3 ways to help your back pain

Backpain_Women back view-Pain_IS-000015961703_RF-S_CMYKIf you experience chronic neck or back pain, then you know the nagging feeling of pain that doesn’t go away. You may know which activities tend to spark the pain, but then at other times it comes up out of nowhere. This unpredictability can be frustrating and might cause anxiety, leaving you wanting to quit activities you may have previously enjoyed. But despite what you may think, activity is exactly what your body needs to stay healthy and have less pain. Newton famously discovered that “an object in motion stays in motion.” Allowing your body to rest too often can make it harder to move overall and can even lead to further injury.

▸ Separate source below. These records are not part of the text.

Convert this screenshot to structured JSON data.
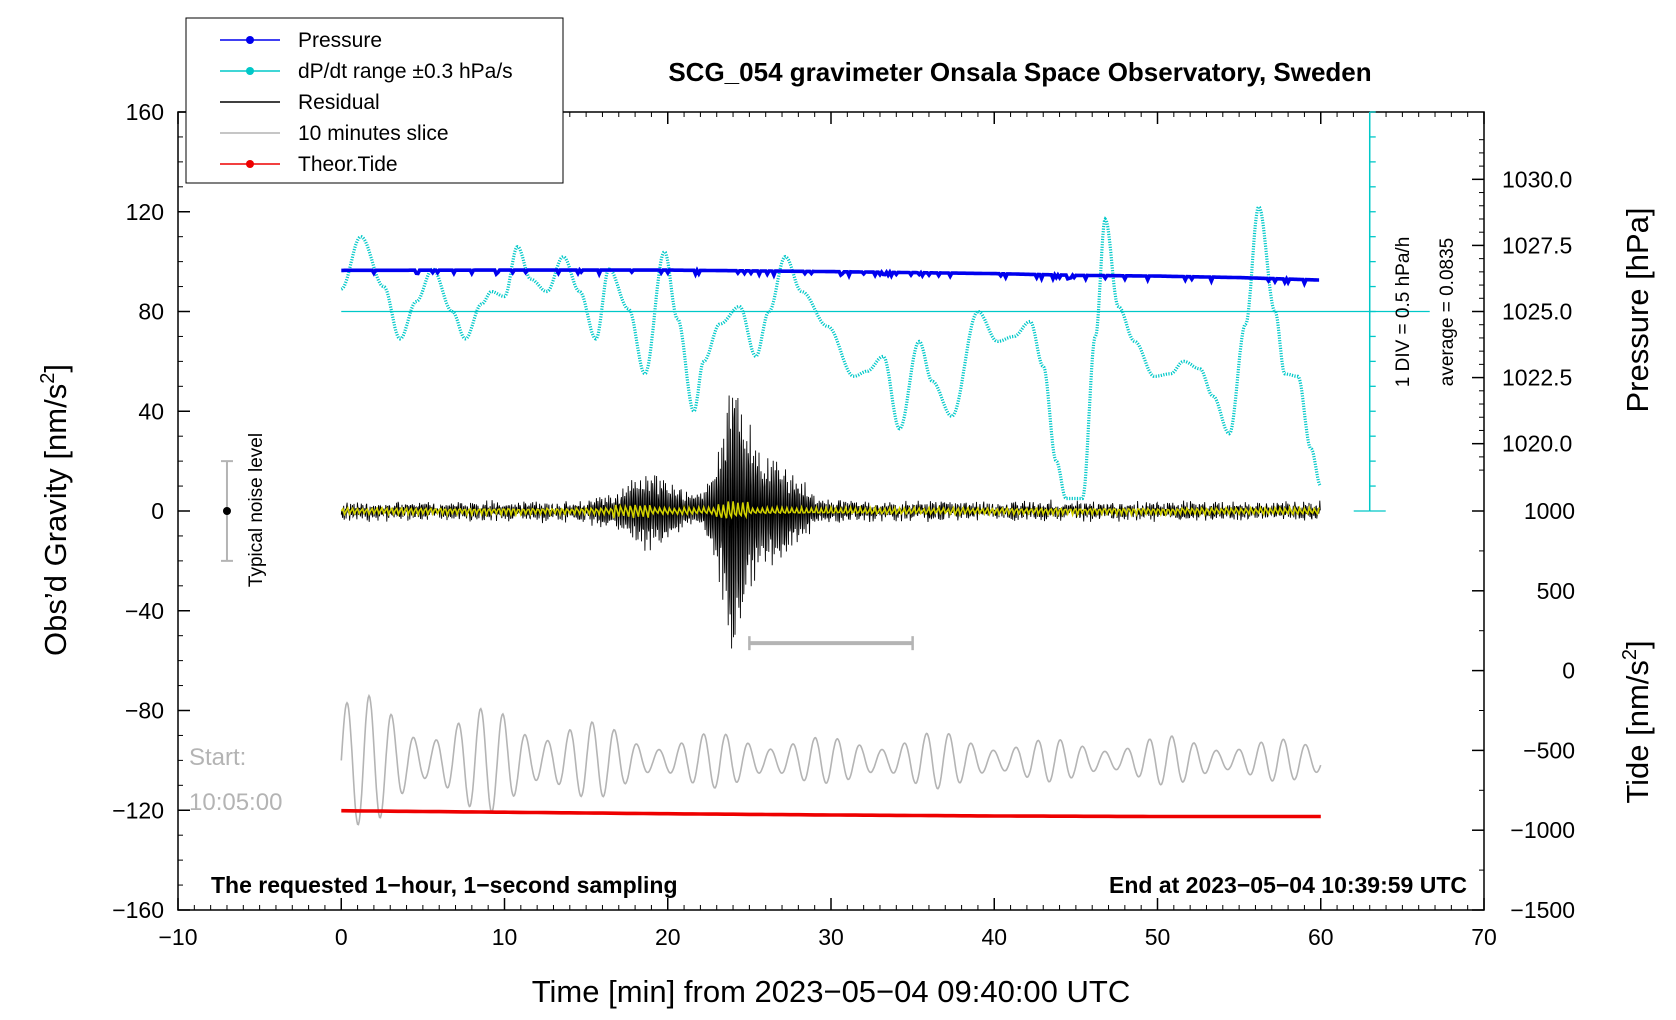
{
  "chart_data": {
    "type": "line",
    "title": "SCG_054 gravimeter Onsala Space Observatory, Sweden",
    "xlabel": "Time [min] from 2023−05−04 09:40:00 UTC",
    "ylabel_left": "Obs’d Gravity [nm/s²]",
    "ylabel_left_base": "Obs’d Gravity [nm/s",
    "ylabel_left_sup": "2",
    "ylabel_left_end": "]",
    "ylabel_right_top": "Pressure [hPa]",
    "ylabel_right_bottom": "Tide [nm/s²]",
    "ylabel_right_bottom_base": "Tide [nm/s",
    "ylabel_right_bottom_sup": "2",
    "ylabel_right_bottom_end": "]",
    "xlim": [
      -10,
      70
    ],
    "ylim_left": [
      -160,
      160
    ],
    "x_ticks": [
      -10,
      0,
      10,
      20,
      30,
      40,
      50,
      60,
      70
    ],
    "x_tick_labels": [
      "−10",
      "0",
      "10",
      "20",
      "30",
      "40",
      "50",
      "60",
      "70"
    ],
    "y_left_ticks": [
      160,
      120,
      80,
      40,
      0,
      -40,
      -80,
      -120,
      -160
    ],
    "y_left_tick_labels": [
      "160",
      "120",
      "80",
      "40",
      "0",
      "−40",
      "−80",
      "−120",
      "−160"
    ],
    "pressure_axis": {
      "ticks": [
        1030.0,
        1027.5,
        1025.0,
        1022.5,
        1020.0
      ],
      "tick_labels": [
        "1030.0",
        "1027.5",
        "1025.0",
        "1022.5",
        "1020.0"
      ],
      "gravity_equivalent_at_1025": 80,
      "gravity_per_hpa": 10.6
    },
    "tide_axis": {
      "ticks": [
        1000,
        500,
        0,
        -500,
        -1000,
        -1500
      ],
      "tick_labels": [
        "1000",
        "500",
        "0",
        "−500",
        "−1000",
        "−1500"
      ],
      "range": [
        -1500,
        1000
      ],
      "gravity_range": [
        -160,
        0
      ]
    },
    "legend": [
      {
        "label": "Pressure",
        "color": "#0000ee",
        "marker": true
      },
      {
        "label": "dP/dt range ±0.3 hPa/s",
        "color": "#00c8c8",
        "marker": true
      },
      {
        "label": "Residual",
        "color": "#000000",
        "marker": false
      },
      {
        "label": "10 minutes slice",
        "color": "#b4b4b4",
        "marker": false
      },
      {
        "label": "Theor.Tide",
        "color": "#ee0000",
        "marker": true
      }
    ],
    "series": [
      {
        "name": "Pressure",
        "color": "#0000ee",
        "x": [
          0,
          10,
          20,
          30,
          40,
          45,
          50,
          55,
          60
        ],
        "values": [
          96.5,
          96.6,
          96.6,
          96.0,
          95.2,
          94.5,
          94.2,
          93.6,
          92.6
        ]
      },
      {
        "name": "dP/dt",
        "color": "#00c8c8",
        "x": [
          0,
          1.2,
          2.6,
          3.6,
          4.6,
          5.6,
          6.8,
          7.6,
          8.6,
          9.2,
          10,
          10.8,
          11.6,
          12.6,
          13.6,
          14.6,
          15.6,
          16.4,
          17.6,
          18.6,
          19.8,
          20.6,
          21.6,
          22.2,
          23.2,
          24.4,
          25.4,
          26.2,
          27.2,
          28.2,
          29.8,
          31.4,
          32.2,
          33.2,
          34.2,
          35.4,
          36.2,
          37.4,
          39,
          40.2,
          41.2,
          42.2,
          43,
          43.8,
          44.4,
          45.4,
          46.2,
          46.8,
          47.6,
          48.6,
          49.8,
          50.8,
          51.6,
          52.6,
          53.4,
          54.4,
          55.4,
          56.2,
          57.2,
          57.8,
          58.6,
          59.4,
          60
        ],
        "values": [
          89,
          110,
          90,
          69,
          84,
          97,
          80,
          69,
          83,
          88,
          86,
          106,
          93,
          88,
          102,
          88,
          69,
          97,
          81,
          55,
          104,
          77,
          40,
          60,
          75,
          82,
          62,
          80,
          102,
          88,
          74,
          54,
          56,
          62,
          33,
          68,
          52,
          38,
          80,
          68,
          70,
          76,
          58,
          20,
          5,
          5,
          70,
          117,
          82,
          68,
          54,
          55,
          60,
          57,
          46,
          31,
          75,
          122,
          80,
          55,
          54,
          25,
          10
        ]
      },
      {
        "name": "Residual",
        "color": "#000000",
        "x": [
          0,
          5,
          10,
          15,
          17,
          19,
          20,
          21,
          22,
          23,
          24,
          24.5,
          25,
          26,
          27,
          28,
          29,
          30,
          35,
          40,
          45,
          50,
          55,
          60
        ],
        "amplitude": [
          3,
          3,
          3,
          4,
          8,
          18,
          14,
          8,
          6,
          22,
          68,
          52,
          34,
          24,
          20,
          14,
          6,
          4,
          3,
          3,
          3,
          3,
          3,
          3
        ]
      },
      {
        "name": "Filtered (yellow)",
        "color": "#d2d200",
        "x": [
          0,
          60
        ],
        "values": [
          0,
          0
        ]
      },
      {
        "name": "10 minutes slice",
        "color": "#b4b4b4",
        "x": [
          0,
          5,
          10,
          15,
          20,
          25,
          30,
          35,
          40,
          45,
          50,
          55,
          60
        ],
        "amplitude": [
          30,
          18,
          22,
          16,
          10,
          12,
          9,
          12,
          10,
          8,
          10,
          9,
          8
        ],
        "center": -100
      },
      {
        "name": "Theor.Tide",
        "color": "#ee0000",
        "x": [
          0,
          10,
          20,
          30,
          40,
          50,
          60
        ],
        "values": [
          -120.2,
          -120.8,
          -121.4,
          -121.9,
          -122.3,
          -122.5,
          -122.5
        ]
      }
    ],
    "annotations": {
      "noise_label": "Typical noise level",
      "noise_x": -7,
      "noise_range": [
        -20,
        20
      ],
      "slice_bar": [
        25,
        35
      ],
      "slice_bar_y": -53,
      "start_label": "Start:",
      "start_time": "10:05:00",
      "sampling_note": "The requested 1−hour, 1−second sampling",
      "end_note": "End at 2023−05−04 10:39:59 UTC",
      "dpdt_div": "1 DIV = 0.5 hPa/h",
      "dpdt_avg": "average = 0.0835",
      "dpdt_ref_y": 80,
      "dpdt_ref_x_end": 63
    }
  }
}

Activity – Think about your body like any machine. If it remains inactive for too long, it becomes hard to get it up and running again. It takes longer and is more painful to go from no activity to some activity. One reason for this is the fluid in your joints; when your body is active, this fluid flows more freely, lubricating your joints and protecting them. Like your joints, the spinal cord is also surrounded by fluid that is most helpful when you engage in healthy activities.

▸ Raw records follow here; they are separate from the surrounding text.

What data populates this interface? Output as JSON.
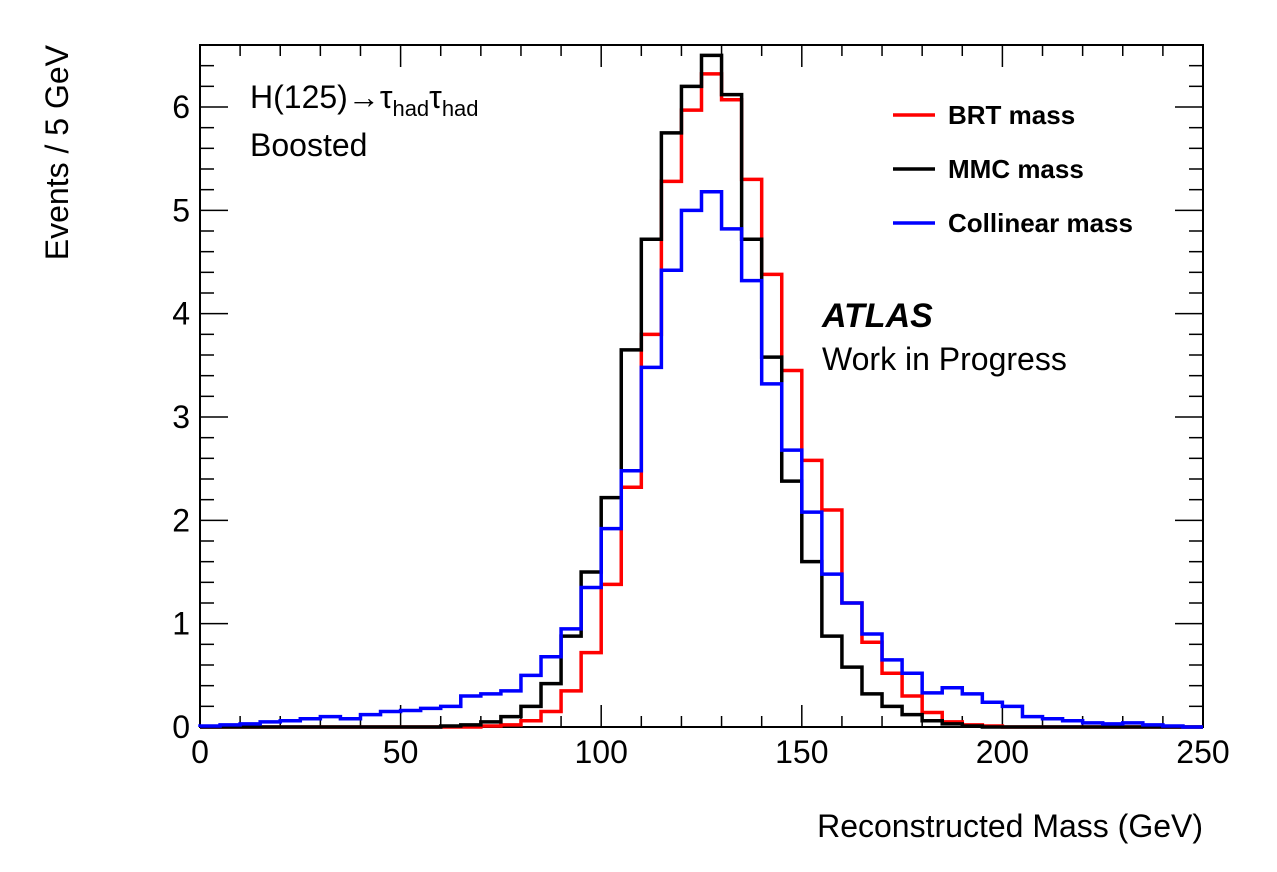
{
  "chart_data": {
    "type": "line",
    "style": "step-histogram",
    "xlabel": "Reconstructed Mass (GeV)",
    "ylabel": "Events / 5 GeV",
    "xlim": [
      0,
      250
    ],
    "ylim": [
      0,
      6.6
    ],
    "x_ticks": [
      "0",
      "50",
      "100",
      "150",
      "200",
      "250"
    ],
    "y_ticks": [
      "0",
      "1",
      "2",
      "3",
      "4",
      "5",
      "6"
    ],
    "grid": false,
    "bin_width": 5,
    "bin_edges": [
      0,
      5,
      10,
      15,
      20,
      25,
      30,
      35,
      40,
      45,
      50,
      55,
      60,
      65,
      70,
      75,
      80,
      85,
      90,
      95,
      100,
      105,
      110,
      115,
      120,
      125,
      130,
      135,
      140,
      145,
      150,
      155,
      160,
      165,
      170,
      175,
      180,
      185,
      190,
      195,
      200,
      205,
      210,
      215,
      220,
      225,
      230,
      235,
      240,
      245,
      250
    ],
    "legend_position": "top-right",
    "annotations": {
      "process": "H(125)→τ",
      "tau_subscript": "had",
      "process_tau2": "τ",
      "category": "Boosted",
      "atlas": "ATLAS",
      "status": "Work in Progress"
    },
    "series": [
      {
        "name": "BRT mass",
        "color": "#ff0000",
        "values": [
          0,
          0,
          0,
          0,
          0,
          0,
          0,
          0,
          0,
          0,
          0,
          0,
          0,
          0,
          0.01,
          0.02,
          0.06,
          0.15,
          0.35,
          0.72,
          1.38,
          2.32,
          3.8,
          5.28,
          5.97,
          6.32,
          6.07,
          5.3,
          4.38,
          3.45,
          2.58,
          2.1,
          1.2,
          0.82,
          0.52,
          0.3,
          0.14,
          0.05,
          0.02,
          0.01,
          0,
          0,
          0,
          0,
          0,
          0,
          0,
          0,
          0,
          0
        ]
      },
      {
        "name": "MMC mass",
        "color": "#000000",
        "values": [
          0,
          0,
          0,
          0,
          0,
          0,
          0,
          0,
          0,
          0,
          0,
          0,
          0.01,
          0.02,
          0.05,
          0.1,
          0.2,
          0.42,
          0.88,
          1.5,
          2.22,
          3.65,
          4.72,
          5.75,
          6.2,
          6.5,
          6.12,
          4.72,
          3.58,
          2.38,
          1.6,
          0.88,
          0.58,
          0.32,
          0.2,
          0.12,
          0.06,
          0.03,
          0.01,
          0,
          0,
          0,
          0,
          0,
          0,
          0,
          0,
          0,
          0,
          0
        ]
      },
      {
        "name": "Collinear mass",
        "color": "#0000ff",
        "values": [
          0.01,
          0.02,
          0.03,
          0.05,
          0.06,
          0.08,
          0.1,
          0.08,
          0.12,
          0.15,
          0.16,
          0.18,
          0.2,
          0.3,
          0.32,
          0.35,
          0.5,
          0.68,
          0.95,
          1.35,
          1.92,
          2.48,
          3.48,
          4.42,
          5.0,
          5.18,
          4.82,
          4.32,
          3.32,
          2.68,
          2.08,
          1.48,
          1.2,
          0.9,
          0.65,
          0.52,
          0.33,
          0.38,
          0.32,
          0.24,
          0.2,
          0.1,
          0.08,
          0.06,
          0.04,
          0.03,
          0.04,
          0.02,
          0.01,
          0
        ]
      }
    ]
  }
}
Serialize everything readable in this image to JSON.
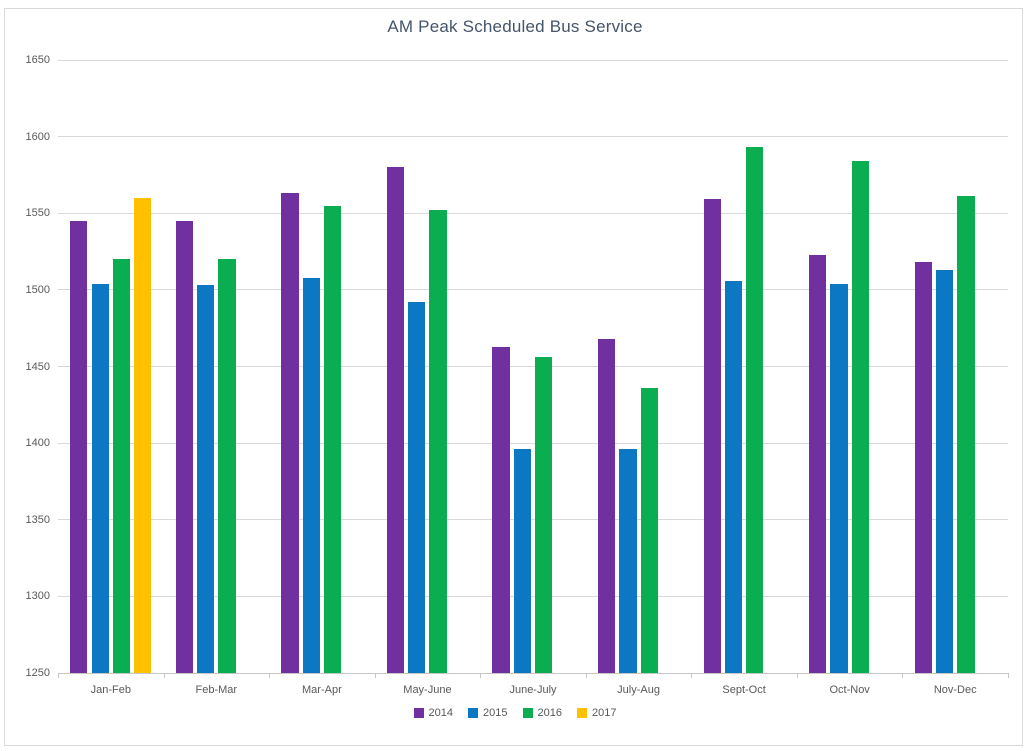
{
  "chart_data": {
    "type": "bar",
    "title": "AM Peak Scheduled Bus Service",
    "categories": [
      "Jan-Feb",
      "Feb-Mar",
      "Mar-Apr",
      "May-June",
      "June-July",
      "July-Aug",
      "Sept-Oct",
      "Oct-Nov",
      "Nov-Dec"
    ],
    "series": [
      {
        "name": "2014",
        "color": "#7030A0",
        "values": [
          1545,
          1545,
          1563,
          1580,
          1463,
          1468,
          1559,
          1523,
          1518
        ]
      },
      {
        "name": "2015",
        "color": "#0C77C2",
        "values": [
          1504,
          1503,
          1508,
          1492,
          1396,
          1396,
          1506,
          1504,
          1513
        ]
      },
      {
        "name": "2016",
        "color": "#0BAD51",
        "values": [
          1520,
          1520,
          1555,
          1552,
          1456,
          1436,
          1593,
          1584,
          1561
        ]
      },
      {
        "name": "2017",
        "color": "#FFC000",
        "values": [
          1560,
          null,
          null,
          null,
          null,
          null,
          null,
          null,
          null
        ]
      }
    ],
    "xlabel": "",
    "ylabel": "",
    "ylim": [
      1250,
      1650
    ],
    "yticks": [
      "1650",
      "1600",
      "1550",
      "1500",
      "1450",
      "1400",
      "1350",
      "1300",
      "1250"
    ],
    "grid": true,
    "legend_position": "bottom",
    "gridline_color": "#D9D9D9",
    "axis_line_color": "#C6C6C6",
    "tick_label_color": "#595959",
    "title_color": "#44546A"
  }
}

Posture – To help keep neck and back pain at bay, it’s important to learn correct posture.  Keep your back straight, your shoulders down, and distribute your weight evenly on both of your feet. Maintain good posture throughout the day, regardless of your activity at the time. Pay attention to the way you sit at a desk, walk to your car, and pick up a basket of laundry. When lifting, remember to push up through your legs rather than straining to lift with your back, and keep the lifted object as close to you as possible. Learning to do the activities of your daily life with correct posture can help you a great deal in managing your pain and keeping it from worsening.

Exercise – Remember, when a body remains largely inactive it is more prone to injury or worsening pain; thus, exercise is critical. A few minutes of warming up will help ease you into a period of more intense exercise and help prevent injury. If you are an avid runner, realize that pounding the pavement may be tough on your joints and that walking, elliptical machines and modified aerobics classes can give you the same benefits. Many physical therapists also recommend core strengthening and stability exercises such as the Superman – a move where you lie flat on your stomach and lift your head and shoulders up off the floor. Lifting free weights can also strengthen your back and neck muscles, while yoga and Pilates can improve flexibility and range of motion. Swimming and cycling have also been recommended as low-impact exercises that offer benefits to the whole body.

No matter what activity you choose, keep it simple and you will be more likely to stay committed. Don’t let fear of injury keep you from pursuing positive activities that can improve your quality of life.